The main story focuses on Kick and her relationship with Billy Cavendish, the eldest son of the Duke of Devonshire (who she later married), but Hourican skilfully tells many stories here, from the completely fictional Jewish character of Doris to Honor Guinness’s struggles with being a wife and mother to the religious prejudices of the time. All are smoothly rotated by Hourican with the elegance of a carousel.

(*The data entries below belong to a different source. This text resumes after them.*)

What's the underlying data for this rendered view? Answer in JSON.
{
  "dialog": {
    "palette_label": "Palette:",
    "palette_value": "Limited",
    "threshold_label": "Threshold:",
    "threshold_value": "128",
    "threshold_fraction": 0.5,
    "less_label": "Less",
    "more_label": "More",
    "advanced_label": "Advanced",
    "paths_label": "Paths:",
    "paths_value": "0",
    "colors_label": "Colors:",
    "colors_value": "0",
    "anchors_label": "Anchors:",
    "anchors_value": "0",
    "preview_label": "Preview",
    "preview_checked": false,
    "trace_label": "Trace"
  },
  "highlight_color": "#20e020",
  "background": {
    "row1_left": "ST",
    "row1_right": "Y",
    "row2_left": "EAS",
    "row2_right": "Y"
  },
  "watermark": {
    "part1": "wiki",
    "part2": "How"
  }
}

The characters are given extra emotional valency due to their actual historical lives and everything becomes more poignant due to the reader’s prior knowledge of how things actually turned out. Historical fiction is nearly always experienced as a prism through which the reader sees the present refracted and there are several points in the book when it is difficult not to reflect on current politics. When Kick says, “It’s pretty rough weather, being despised for something that isn’t anything you’ve done, but only what you are’ or when Chips says, “in truth, it feels like all of Europe is on the move,” it’s hard not to think of current politics, injustices and refugee crises.
But ultimately this is a breathtakingly glamorous and escapist read, with all of the natural drama of two wealthy dynasties set against a backdrop of war. Hourican pitches her sombre ending just right, and leaves us reflective and poised on the edge of so much darkness yet to come.